Q2: What’s the meaning if some carbon is incorporated into the iron oxide structure, in figure 8? Please provide data explanation.

 

Q3: In Figure 11, the Author described:” It was determined that Fe2O3 200W works better on gram-positive bacteria than on gram-negative (p=8.034×10-13). Fungi Candida albicans (C. albicans) was inhibited with cotton fabric coated on two sides with Fe2O3 nanoparticles.” However, the bacteria and fungi mentioned above, cannot find in Figure 11, please explained.

 

Q4: The whole manuscript needs to be polished and some English grammar to be fixed.

 

Comments on the Quality of English Language

it is okay

Author Response

Please see the attachment.

Author Response File: Author Response.pdf

Reviewer 3 Report

Comments and Suggestions for Authors

Authors deposited Fe2O3 nanoparticles on the cotton fabric by using a low temperature plasma technology to improve its antimicrobial activity. The conditions for the nanoparticle deposition were optimized; the antimicrobial activity of cotton textiles against different bacteria and fungi were detected. It is very interesting and important work. Some questions need to resolve before publishing:

Line 18: antibacterial should be antimicrobial due to its activity against bacteria and fungi.

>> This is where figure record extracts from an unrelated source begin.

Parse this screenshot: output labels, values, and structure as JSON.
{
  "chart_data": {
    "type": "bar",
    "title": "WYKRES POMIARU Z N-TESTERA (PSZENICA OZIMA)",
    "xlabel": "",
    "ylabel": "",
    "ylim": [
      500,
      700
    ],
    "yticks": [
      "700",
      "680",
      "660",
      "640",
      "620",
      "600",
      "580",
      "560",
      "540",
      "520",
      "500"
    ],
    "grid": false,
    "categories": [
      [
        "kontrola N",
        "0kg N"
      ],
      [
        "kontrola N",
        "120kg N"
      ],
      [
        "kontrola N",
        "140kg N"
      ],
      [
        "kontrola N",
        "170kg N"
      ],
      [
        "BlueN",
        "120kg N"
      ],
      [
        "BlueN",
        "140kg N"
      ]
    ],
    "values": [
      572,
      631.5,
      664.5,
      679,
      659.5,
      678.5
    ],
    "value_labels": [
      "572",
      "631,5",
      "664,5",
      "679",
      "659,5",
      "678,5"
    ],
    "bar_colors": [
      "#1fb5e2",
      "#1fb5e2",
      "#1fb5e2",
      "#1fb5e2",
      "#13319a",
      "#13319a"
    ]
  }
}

In 2.4 section: Please give some references of incubation for 1 h in Line 148-149 if it is possible. Plates were incubated in a thermostat for 24 h at a temperature of 36ºC, in which the incubation time is commonly 16-18 h for bacteria, but for fungi, it should be lower temperature and longer time.

Please give more information of bacteria, which are clinical strains, from hospital or animal farms, etc. if it is possible?

What about the price of Fe2O3 materials?

In SEM images, the bacterial membrane damaged by Fe2O3 NPs is not significant, could you please provide more bacterial cells in same image? And provide higher quality of images if it is possible.

Others:

Line 165, 222, 260: Fe2O3

Line 260-261, 262: italic S. aureus and K. pneumoniae.

Line 269: fungi should be fungus.

Author Response

Please see the attachment.

Author Response File: Author Response.pdf

Round 2

Reviewer 1 Report

Comments and Suggestions for Authors

I believe the assays performed with bacteria lack significance. More than one independent assays should be conducted. Error bars look all the same for every condition tested in Figure 10, which does not reflect the variability of this type of assays. 

Comments on the Quality of English Language

The quality of english was improved

Author Response

Please see the attachment.

Author Response File: Author Response.pdf

Round 3

Reviewer 1 Report

Comments and Suggestions for Authors

All my comments were addressed so I believe the manusccript can be accepted.